Strabo nota che le insulae, come le domus, avevano acqua corrente e servizi igienici, ma questo tipo di abitazione era talvolta costruita con una spesa minima per scopi speculativi, risultando in insulae di scarsa costruzione. Erano costruite in legno, mattoni di fango, e più tardi in cemento romano, ed erano inclini al fuoco e al crollo, come descritto da Giovenale, il satirico romano. Tra i suoi molti interessi commerciali, Marco Licinio Crasso speculava nel settore immobiliare e possedeva numerose insulae in città. Quando una crollò a causa di una costruzione scadente, Cicerone affermò che era felice di poter chiedere affitti più alti per un nuovo edificio rispetto a quello crollato. Le abitazioni erano tipicamente più piccole nei piani più alti dell’edificio, mentre gli appartamenti più grandi e costosi erano situati ai piani inferiori.
Le insulae potevano essere costruite fino a nove piani, prima che Augusto introducesse un limite di altezza di circa 20 metri. L’Insula Felicles o Felicula, notevolmente grande, si trovava vicino al Circo Flaminio nella Regio IX; lo scrittore paleocristiano Tertulliano condanna l’arroganza degli edifici a più piani, paragonando le Felicles alle case torreggianti degli dei. Si suppone che una tipica insula potesse ospitare oltre 40 persone in soli 330 m2; tuttavia, un’intera struttura poteva comprendere circa sei o sette appartamenti, ognuno dei quali copriva circa 92 m2 di superficie. L’unica insula sopravvissuta a Roma è l’Insula dell’Ara Coeli di cinque piani, risalente al II secolo d.C., che si trova ai piedi del Campidoglio.
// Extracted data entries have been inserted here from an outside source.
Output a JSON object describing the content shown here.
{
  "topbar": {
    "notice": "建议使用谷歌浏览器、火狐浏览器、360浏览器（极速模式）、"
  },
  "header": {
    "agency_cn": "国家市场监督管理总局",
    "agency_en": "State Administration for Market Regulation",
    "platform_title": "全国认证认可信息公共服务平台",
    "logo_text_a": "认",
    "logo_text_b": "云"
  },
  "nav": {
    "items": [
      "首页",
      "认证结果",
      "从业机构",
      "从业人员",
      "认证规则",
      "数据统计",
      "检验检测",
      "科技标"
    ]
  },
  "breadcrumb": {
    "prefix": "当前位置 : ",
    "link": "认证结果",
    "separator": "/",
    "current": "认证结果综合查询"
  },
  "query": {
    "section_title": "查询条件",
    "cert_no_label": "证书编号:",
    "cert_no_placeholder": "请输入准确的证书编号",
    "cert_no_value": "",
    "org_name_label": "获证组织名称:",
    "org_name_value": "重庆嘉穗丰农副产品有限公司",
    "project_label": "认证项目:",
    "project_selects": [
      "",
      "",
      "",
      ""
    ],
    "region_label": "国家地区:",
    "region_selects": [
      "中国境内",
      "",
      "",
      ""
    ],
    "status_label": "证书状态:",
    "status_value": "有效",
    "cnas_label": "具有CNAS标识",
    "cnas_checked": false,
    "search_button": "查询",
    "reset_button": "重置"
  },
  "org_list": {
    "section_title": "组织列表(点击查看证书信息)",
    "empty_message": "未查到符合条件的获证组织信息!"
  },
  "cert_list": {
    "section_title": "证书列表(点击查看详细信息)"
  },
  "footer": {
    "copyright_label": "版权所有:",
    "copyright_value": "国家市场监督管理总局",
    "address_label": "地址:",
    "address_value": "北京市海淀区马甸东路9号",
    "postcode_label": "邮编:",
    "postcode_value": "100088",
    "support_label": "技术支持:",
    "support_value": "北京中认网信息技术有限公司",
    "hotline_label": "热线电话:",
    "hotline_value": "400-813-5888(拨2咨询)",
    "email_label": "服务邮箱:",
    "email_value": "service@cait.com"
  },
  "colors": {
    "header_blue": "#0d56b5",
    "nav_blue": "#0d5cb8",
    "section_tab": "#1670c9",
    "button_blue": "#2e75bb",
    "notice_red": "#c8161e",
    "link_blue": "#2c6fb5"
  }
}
A causa dei problemi di sicurezza e delle rampe di scale extra, i piani più alti delle insulae erano i meno desiderabili, e quindi i più economici da affittare.
Altri esempi fuori Roma sono le insulae di Ostia. Esse forniscono un’idea di come poteva essere un’insula durante il secondo e terzo secolo d.C. Queste particolari strutture di Ostia sono anche uniche in quanto mostrano prove di insulae di lusso. A causa della rarità delle prove oggi è incerto quanto fossero comuni queste insulae di lusso. La pianta ci permette di determinare che cosa costituisce una di queste insule di lusso. In primo luogo, c’è uno spazio abitativo rettangolare chiamato medianum da cui si accede a tutte le altre stanze. Queste stanze di ricevimento attaccate erano di dimensioni diverse alle due estremità e in genere erano ulteriormente divise in due stanze separate, ma a volte rimanevano ciascuna come una sola. Grandi finestre vetrate permettevano alla luce di entrare in queste stanze. Queste finestre spesso si affacciavano su un giardino, un cortile o la strada. Sui lati adiacenti del medianum c’erano le cubiculī, di solito due. Le insulae più grandi a Ostia suggeriscono che i piani superiori potevano avere cucine, latrine e persino l’acqua di conduttura. Altre caratteristiche di lusso viste a Ostia includono pilastri ornati o colonne che decorano le porte esterne e le scale che portano agli appartamenti. Le decorazioni suggeriscono che queste particolari Insulae probabilmente ospitavano individui ricchi che vivevano lì per un lungo periodo.
Semplici appartamenti da due a quattro stanze si trovano anche a Ostia per le classi inferiori che abitavano un’insula. Come si vede nella Casa Di Diana, il piano terra contiene uno stretto corridoio con diverse celle scarsamente illuminate che conducono a quella che si crede essere una zona di vita condivisa. Questo tipo di insula si può trovare anche al Campidoglio a Roma, il che può suggerire che questo particolare design potrebbe essere stato una soluzione comune all’alta domanda di alloggi dell’epoca. Anche la latrina e la cisterna per l’acqua potabile sembrano essere condivise. Questo tipo di alloggio condiviso, destinato alle classi più basse, era probabilmente affittato sia dagli abitanti a breve termine, sia come locanda per i lavoratori a breve termine o itineranti. Tuttavia, questa è solo una congettura, dato che non ci sono prove dirette per sostenere se erano condivisi, né quanti abitavano lo spazio in un dato momento.